Interview: Infios on AI in the supply chain

Posted on Tuesday 11 November 2025

Following the eye-catching tie-up between Infios and Amazon Web Services to back up the former’s agentic AI offering, Logistics Matters spoke to Infios EVP global product and industry strategy Richard Stewart.

Following the eye-catching tie-up between Infios and Amazon Web Services to back up the former’s agentic AI offering, Logistics Matters spoke to Infios EVP global product and industry strategy Richard Stewart.

THE COLLABORATION between Infios and Amazon Web Services is said to lay the foundation for agentic intelligence to ‘set a new standard for end-to-end supply chain execution’.

It is focused on integrating generative-AI agents into Infios Order Management (Infios OM) with the solution set to be available from early 2026. The job of Infios OM is to serve as the brain of the supply chain.

Logistics Matters: What will this cost for customers? What does Infios OM typically cost and what will this AI tool add to it?

Richard Stewart: The agentic AI capabilities will be offered as modular enhancements, so customers can start with a single workflow and expand as they see impact. Because these AI agents run natively on AWS, they are designed so value shows up fast and investment grows in step with outcomes. Our goal is to make supply chain intelligence accessible and measurable. As with all our solutions, pricing is capabilities-based and tailored to each customer’s environment based on scale and complexity.  

LM: How do you envisage customers obtaining ROI by deploying the solution? 

RS: Running on AWS means the infrastructure performance and scalability are already proven, so customers will see faster time-to-value using our Infios agents. Customers using the Infios Order Management (OM) agent will see value in these areas: workflow automation replaces manual orchestration; exception rates drop as agents learn and adapt; and decision cycles collapse from hours to minutes. 

This translates directly into lower operating costs and improved customer experience. These outcomes compound over time as AI agents continuously learn and optimise workflows. 

LM: Are you getting buy-in from logistics managers for this kind of product? Do they fear these tools will replace them and they will lose their jobs? How do you win ‘hearts and minds’ along with delivering efficiency and productivity improvements? 

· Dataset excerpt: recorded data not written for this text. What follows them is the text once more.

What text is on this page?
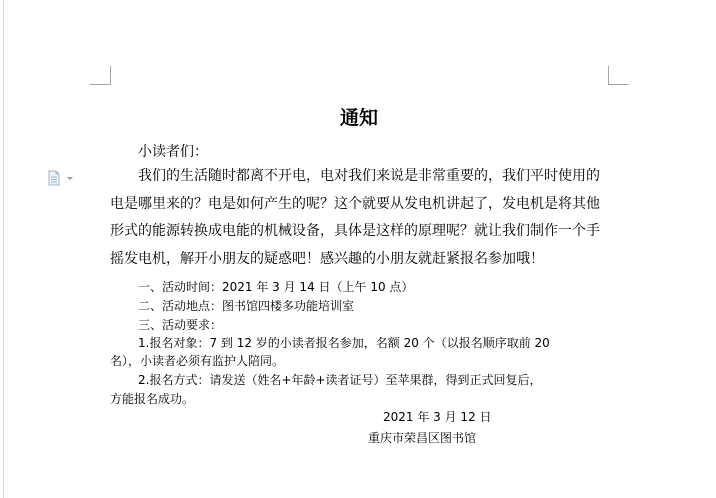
通知
小读者们：
我们的生活随时都离不开电，电对我们来说是非常重要的，我们平时使用的
电是哪里来的？电是如何产生的呢？这个就要从发电机讲起了，发电机是将其他
形式的能源转换成电能的机械设备，具体是这样的原理呢？就让我们制作一个手
摇发电机，解开小朋友的疑惑吧！感兴趣的小朋友就赶紧报名参加哦！
一、活动时间：2021 年 3 月 14 日（上午 10 点）
二、活动地点：图书馆四楼多功能培训室
三、活动要求：
1.报名对象：7 到 12 岁的小读者报名参加，名额 20 个（以报名顺序取前 20
名），小读者必须有监护人陪同。
2.报名方式：请发送（姓名+年龄+读者证号）至苹果群，得到正式回复后，
方能报名成功。
2021 年 3 月 12 日
重庆市荣昌区图书馆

RS: Our intelligent supply chain execution workflows are designed to augment, not replace, the human role. What we hear from customers is that logistics leaders want to spend less time on repetitive tasks so they can focus on managing exceptions, delivering on customer promises and improving performance. Our AI agents allow teams to shift from reactive operations to AI-enabled orchestration. With purposeful AI, our focus is on building trust through transparency, explainability and clear evidence of how AI amplifies expertise rather than automates it away.  

LM: What level of progress is needed on data hygiene for end users to get the most out of agentic AI tools? 

RS: Perfect data doesn’t exist in supply chain and waiting for it is how companies fall behind. Our AI agents are designed to work with real-world variability. Agents draw from existing Order Management data and then validate data, flag anomalies, and improve quality as part of live execution. Customers don’t have the time to pause their business for a data clean-up, so we help them improve data consistency as part of the deployment process.